# Cleveland Harbor Smallmouth



## The Fishing Addict (Mar 19, 2014)

I know that the smallmouth are starting to move in and get ready to spawn. I have fished for smallies from shore before, but I am not familiar with the Cleveland Harbor area.... Could I get some tips/advice on some good starting areas or common known areas where people fish from shore for smallmouth? (NOT LOOKING FOR SOME GUYS HONEYHOLE)

I'm looking at the downtown CLE area to Wildwood Marina as a good area to look based on my research on google Maps!
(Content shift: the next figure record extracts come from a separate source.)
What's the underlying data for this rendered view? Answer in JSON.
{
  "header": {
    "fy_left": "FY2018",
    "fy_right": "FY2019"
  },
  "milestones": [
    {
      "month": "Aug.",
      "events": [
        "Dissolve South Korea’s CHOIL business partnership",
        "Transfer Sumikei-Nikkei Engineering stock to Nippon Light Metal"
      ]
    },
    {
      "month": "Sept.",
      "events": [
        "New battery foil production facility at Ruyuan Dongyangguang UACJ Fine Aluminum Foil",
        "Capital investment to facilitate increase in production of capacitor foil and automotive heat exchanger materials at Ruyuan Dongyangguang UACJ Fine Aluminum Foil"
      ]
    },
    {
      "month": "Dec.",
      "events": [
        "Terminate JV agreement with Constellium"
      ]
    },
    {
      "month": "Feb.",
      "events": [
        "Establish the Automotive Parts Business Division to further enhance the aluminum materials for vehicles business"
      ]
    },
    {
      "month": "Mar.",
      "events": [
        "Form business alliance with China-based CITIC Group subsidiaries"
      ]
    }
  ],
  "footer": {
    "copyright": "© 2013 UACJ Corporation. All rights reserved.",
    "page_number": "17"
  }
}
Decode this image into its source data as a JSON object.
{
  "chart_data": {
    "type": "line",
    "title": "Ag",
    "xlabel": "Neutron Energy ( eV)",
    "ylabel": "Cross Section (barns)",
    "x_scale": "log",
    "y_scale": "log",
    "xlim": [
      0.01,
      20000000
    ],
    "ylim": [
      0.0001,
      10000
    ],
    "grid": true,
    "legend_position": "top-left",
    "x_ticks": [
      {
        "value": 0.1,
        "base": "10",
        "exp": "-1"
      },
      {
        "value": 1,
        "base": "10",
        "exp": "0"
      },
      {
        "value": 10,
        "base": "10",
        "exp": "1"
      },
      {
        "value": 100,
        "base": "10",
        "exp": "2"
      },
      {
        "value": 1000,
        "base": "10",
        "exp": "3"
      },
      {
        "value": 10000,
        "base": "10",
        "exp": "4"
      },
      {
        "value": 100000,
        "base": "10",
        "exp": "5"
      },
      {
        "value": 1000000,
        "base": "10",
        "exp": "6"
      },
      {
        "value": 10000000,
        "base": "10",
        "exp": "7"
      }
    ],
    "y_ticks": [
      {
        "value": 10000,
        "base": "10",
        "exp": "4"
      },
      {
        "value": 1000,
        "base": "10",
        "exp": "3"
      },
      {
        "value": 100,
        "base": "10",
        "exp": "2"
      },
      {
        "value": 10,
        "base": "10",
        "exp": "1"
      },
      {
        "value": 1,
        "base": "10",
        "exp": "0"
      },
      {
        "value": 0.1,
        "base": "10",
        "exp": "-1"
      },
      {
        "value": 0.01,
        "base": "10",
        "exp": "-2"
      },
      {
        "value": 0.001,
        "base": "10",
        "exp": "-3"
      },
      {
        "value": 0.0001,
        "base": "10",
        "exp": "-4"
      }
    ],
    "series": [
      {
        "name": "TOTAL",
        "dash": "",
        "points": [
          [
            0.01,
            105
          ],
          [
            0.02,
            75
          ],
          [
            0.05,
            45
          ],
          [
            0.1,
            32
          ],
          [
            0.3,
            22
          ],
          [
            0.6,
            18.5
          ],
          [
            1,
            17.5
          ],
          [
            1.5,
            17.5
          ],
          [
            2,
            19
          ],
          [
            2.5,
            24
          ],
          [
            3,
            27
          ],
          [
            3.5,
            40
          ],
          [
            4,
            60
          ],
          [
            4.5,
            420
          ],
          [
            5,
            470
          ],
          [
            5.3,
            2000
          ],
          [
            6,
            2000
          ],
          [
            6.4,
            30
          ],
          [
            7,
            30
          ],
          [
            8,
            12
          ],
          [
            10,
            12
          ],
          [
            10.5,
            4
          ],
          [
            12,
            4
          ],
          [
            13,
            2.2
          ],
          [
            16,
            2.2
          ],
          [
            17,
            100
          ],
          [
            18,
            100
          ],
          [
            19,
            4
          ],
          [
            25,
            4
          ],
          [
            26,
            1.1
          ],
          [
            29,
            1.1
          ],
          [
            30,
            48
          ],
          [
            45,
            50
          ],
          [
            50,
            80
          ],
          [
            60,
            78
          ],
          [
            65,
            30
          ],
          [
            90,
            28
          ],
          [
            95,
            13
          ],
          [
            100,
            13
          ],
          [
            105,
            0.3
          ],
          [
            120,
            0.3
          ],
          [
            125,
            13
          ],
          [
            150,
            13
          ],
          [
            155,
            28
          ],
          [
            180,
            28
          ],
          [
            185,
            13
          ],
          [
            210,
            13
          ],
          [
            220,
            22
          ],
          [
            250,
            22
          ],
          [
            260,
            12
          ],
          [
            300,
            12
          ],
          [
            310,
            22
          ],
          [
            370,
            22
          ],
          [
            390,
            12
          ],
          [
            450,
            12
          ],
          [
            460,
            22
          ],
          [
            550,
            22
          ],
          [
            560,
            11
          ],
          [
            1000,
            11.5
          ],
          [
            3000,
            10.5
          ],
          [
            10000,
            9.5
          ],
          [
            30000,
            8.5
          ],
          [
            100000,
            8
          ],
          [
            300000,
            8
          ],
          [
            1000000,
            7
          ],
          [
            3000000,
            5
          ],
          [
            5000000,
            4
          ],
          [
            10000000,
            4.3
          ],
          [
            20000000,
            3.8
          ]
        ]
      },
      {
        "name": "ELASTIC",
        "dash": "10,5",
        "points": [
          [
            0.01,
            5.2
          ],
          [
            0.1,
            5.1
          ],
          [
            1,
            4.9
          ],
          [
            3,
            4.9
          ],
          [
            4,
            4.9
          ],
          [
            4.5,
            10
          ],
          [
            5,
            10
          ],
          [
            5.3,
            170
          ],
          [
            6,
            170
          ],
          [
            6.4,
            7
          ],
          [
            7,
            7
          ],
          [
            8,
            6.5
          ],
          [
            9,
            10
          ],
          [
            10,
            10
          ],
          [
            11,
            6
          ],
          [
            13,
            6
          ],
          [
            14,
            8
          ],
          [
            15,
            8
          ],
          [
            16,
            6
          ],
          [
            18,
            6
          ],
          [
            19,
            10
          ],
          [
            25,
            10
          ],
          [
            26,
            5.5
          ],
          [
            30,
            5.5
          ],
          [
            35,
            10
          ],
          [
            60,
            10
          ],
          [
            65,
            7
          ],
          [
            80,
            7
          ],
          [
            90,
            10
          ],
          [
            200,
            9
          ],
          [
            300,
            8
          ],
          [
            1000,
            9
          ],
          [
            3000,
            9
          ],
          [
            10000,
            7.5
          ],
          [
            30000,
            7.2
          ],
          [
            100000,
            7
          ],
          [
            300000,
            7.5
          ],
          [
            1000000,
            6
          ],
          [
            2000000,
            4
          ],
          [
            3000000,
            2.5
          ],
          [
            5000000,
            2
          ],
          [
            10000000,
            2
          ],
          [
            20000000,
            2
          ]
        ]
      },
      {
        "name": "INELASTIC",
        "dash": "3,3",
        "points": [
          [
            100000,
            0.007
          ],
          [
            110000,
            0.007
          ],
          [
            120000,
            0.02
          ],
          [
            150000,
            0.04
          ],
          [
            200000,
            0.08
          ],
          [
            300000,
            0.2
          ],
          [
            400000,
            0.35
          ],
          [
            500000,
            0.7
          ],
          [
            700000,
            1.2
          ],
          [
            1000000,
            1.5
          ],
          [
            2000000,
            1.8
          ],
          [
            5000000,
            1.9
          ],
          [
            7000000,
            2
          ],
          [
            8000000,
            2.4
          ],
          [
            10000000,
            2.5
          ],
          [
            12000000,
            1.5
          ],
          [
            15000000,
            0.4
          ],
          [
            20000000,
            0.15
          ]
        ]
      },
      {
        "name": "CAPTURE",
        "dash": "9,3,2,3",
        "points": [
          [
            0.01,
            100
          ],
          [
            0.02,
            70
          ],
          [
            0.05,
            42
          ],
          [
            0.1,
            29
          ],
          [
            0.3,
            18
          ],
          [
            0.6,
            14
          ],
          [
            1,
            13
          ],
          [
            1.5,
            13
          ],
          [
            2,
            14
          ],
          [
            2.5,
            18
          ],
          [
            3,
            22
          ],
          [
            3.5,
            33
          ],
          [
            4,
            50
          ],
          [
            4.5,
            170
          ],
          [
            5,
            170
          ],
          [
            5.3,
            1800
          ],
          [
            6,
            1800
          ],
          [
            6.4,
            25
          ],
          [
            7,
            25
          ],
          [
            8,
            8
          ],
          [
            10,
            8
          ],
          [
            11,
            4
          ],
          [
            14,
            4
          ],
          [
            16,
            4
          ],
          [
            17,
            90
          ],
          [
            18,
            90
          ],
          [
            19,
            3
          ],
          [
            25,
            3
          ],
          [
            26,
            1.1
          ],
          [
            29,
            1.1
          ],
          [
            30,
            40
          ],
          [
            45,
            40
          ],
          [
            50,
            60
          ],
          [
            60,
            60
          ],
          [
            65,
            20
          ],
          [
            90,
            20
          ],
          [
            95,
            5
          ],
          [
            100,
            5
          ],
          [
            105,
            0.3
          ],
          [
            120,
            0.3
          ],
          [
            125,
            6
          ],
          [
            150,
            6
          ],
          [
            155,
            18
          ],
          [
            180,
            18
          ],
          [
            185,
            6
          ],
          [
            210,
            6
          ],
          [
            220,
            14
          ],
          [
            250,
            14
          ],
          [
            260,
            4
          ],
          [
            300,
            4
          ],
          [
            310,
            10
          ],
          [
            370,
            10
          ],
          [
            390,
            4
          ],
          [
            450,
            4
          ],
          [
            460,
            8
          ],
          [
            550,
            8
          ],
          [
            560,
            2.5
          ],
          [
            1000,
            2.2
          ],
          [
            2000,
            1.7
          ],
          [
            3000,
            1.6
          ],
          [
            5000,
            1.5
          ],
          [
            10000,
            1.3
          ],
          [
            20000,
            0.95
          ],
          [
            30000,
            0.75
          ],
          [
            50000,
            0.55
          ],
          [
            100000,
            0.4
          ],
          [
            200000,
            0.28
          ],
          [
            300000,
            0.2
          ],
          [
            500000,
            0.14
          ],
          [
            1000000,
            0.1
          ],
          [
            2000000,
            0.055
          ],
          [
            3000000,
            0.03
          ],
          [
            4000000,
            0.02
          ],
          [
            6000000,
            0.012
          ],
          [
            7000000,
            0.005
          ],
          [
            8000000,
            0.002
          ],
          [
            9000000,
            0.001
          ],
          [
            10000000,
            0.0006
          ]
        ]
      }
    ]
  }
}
Any helps will be kindly received!

TFA


----------



## teamredneck55 (Dec 12, 2012)

IFish from Edgewater Beach to East 72nd inside the breakwall along the runway Shoreline all broken up concrete excellent area for bass I usually throw a rattletrap my best day was I believe 35 keepers couple small mouth mainly large mouth


----------



## The Fishing Addict (Mar 19, 2014)

Thanks for the info!


----------



## caseangler (Sep 19, 2014)

Was up by the 72nd rocks this past Friday and the marina area was loaded with what seemed to be an equal mix of large and small mouth bass. Threw nearly everything at them, spinner bait, rattle trap, spinner, drop shot gulp minnow, crayfish jig, etc.... and none of them seemed interested. Good luck if you end up heading out!


----------



## The Fishing Addict (Mar 19, 2014)

So you saw fish then?


----------



## kapposgd (Apr 10, 2012)

Maybe they werent smallmouth? I would check the harbor temp, but i was out sunday and found lots in 20-30 fow in the main lake so those fish at least havent moved shallow yet


----------



## caseangler (Sep 19, 2014)

The Fishing Addict said:


> So you saw fish then?


Without a doubt, saw at least 30 to 40 small and largemouth bass cruising the edges of the marina. Also saw some pods of huge goldfish in deeper water.


----------



## The Fishing Addict (Mar 19, 2014)

Possibley carp or shad?


----------



## caseangler (Sep 19, 2014)

The Fishing Addict said:


> Possibley carp or shad?


I am fairly new to the area, but I am 100% confident in my ability to distinguish bass from carp and shad, the fish are there. Perhaps 40 might have been an overestimate but it seemed like they were everywhere.


----------



## The Fishing Addict (Mar 19, 2014)

Oh ok


----------



## The Fishing Addict (Mar 19, 2014)

Where did you come from?


----------



## Fisherman123 (Apr 30, 2011)

I've seen smallies in rocky river as well. Same kind of deal though. I threw almost everything i had at them with no takers. It's a bit strange if you ask me. They seemed quite active feeding on the baitfish.


----------



## The Fishing Addict (Mar 19, 2014)

Maybe they aren't hungry because their is to much bait!


----------



## Fisherman123 (Apr 30, 2011)

The Fishing Addict said:


> Maybe they aren't hungry because their is to much bait!


Yeah probably. Next time I go ill probably try to use some live bait. Maybe that'll open their mouths up.


----------



## btownbb270 (Apr 10, 2014)

Heard the Rocky is pretty hot up near the marina for smallies right now..


----------



## donny_k (Apr 16, 2015)

I fished the rocks in front of the airport yesterday and picked up 6 smallmouth. 5 were keeper size with 2 of them being around 4.5 lbs. All on a bright green and brown 3" twister tail.


----------



## The Fishing Addict (Mar 19, 2014)

Thanks for the report! How was the water clarity?


----------



## donny_k (Apr 16, 2015)

Where I was fishing it was 2ft.


----------



## The Fishing Addict (Mar 19, 2014)

They are in super shallow! I thought they would be deeper... I heard the water temperature in Cleveland is only 50 degrees!


----------



## donny_k (Apr 16, 2015)

Water temp for me was 49 when I put in and 51 when I pulled out.


----------



## GrandRiverBassman (Mar 26, 2016)

The harbors are loaded. Got these on my lunch break today.


----------



## garshark (Aug 23, 2011)

GrandRiverBassman said:


> The harbors are loaded. Got these on my lunch break today.
> View attachment 208766
> View attachment 208767


Great way to use your lunch break. Nice fish


----------



## kapposgd (Apr 10, 2012)

Grandriverbassman that pic is classic, love it!


----------